In a lecture Monday, Teófilo Altamirano, visiting professor in social science from the Catholic University of Peru, emphasized the relationship between climate change and forced human migration.

At the event, hosted by The Teresa Lozano Long Institute of Latin American Studies, Altamirano listed three forms of forced migration — seasonal, temporary and permanent — that occur as a result of climate change. He also said global warming affects those who are not migrating.

“Any type of professional will be touched by these global warming situations”, Altamirano said.

Altamirano said 80 percent of displaced people prefer to go to cities, and 20 percent relocate to refugee camps. He said the pressures cities will face in the future as a result of forced migration include water and housing shortages.

June Gunaratne, an international relations and global studies senior, said there is a lack of attention regarding global warming in America. According to Gunaratne, global warming does not simply apply to one region or population, but rather all regions and populations.

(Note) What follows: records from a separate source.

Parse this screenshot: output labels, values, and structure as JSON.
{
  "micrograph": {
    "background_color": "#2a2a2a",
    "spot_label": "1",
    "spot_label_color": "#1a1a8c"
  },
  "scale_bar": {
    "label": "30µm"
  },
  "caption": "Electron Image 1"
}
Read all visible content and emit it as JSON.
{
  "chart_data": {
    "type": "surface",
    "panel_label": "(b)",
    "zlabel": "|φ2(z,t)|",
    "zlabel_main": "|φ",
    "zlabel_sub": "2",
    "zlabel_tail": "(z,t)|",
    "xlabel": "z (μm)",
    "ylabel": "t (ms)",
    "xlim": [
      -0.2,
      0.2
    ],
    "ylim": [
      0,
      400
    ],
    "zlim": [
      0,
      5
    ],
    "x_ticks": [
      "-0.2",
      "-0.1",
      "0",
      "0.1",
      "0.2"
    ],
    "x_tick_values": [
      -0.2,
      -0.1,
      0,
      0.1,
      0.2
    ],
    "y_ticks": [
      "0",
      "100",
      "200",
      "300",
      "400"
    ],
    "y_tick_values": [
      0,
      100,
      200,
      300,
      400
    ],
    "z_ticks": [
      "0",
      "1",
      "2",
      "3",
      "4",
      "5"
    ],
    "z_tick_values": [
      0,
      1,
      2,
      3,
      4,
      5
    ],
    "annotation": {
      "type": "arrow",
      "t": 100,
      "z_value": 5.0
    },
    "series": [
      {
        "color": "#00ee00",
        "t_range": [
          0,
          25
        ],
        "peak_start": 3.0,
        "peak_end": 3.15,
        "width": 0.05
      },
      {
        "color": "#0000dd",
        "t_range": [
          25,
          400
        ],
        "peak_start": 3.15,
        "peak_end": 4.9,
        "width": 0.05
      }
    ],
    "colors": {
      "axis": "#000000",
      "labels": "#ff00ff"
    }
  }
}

“Global warming affects people much more in other regions of the world than in America,” Gunaratne said. “[But] global warming is huge and impacts everyone and everything.”  

Business freshman Darrell Sung said he thinks global warming is not yet a cause for concern.

“Global warming is an issue for the future,” Sung said. “As of now, people shouldn’t be too worried about it.”

Altamirano also spoke about last month’s United Nations Conference of Partners in Lima, Peru, which provided a forum for countries to discuss climate change.

In his recap of the conference in Lima, Altamirano discussed the United Nations’ lack of assistance to the forced migrants of global warming.

“The United Nations recognizes victims of war in Syria, but why don’t they recognize environmental migrants?” Altamirano said. “That is a fault of the United Nations.”

According to Altamirano, United Nations officials’ promotion of this year’s UN Summit on Climate Change in Paris is a positive step toward climate change reform. Altamirano said governments would need to meet certain requirements before attending the summit.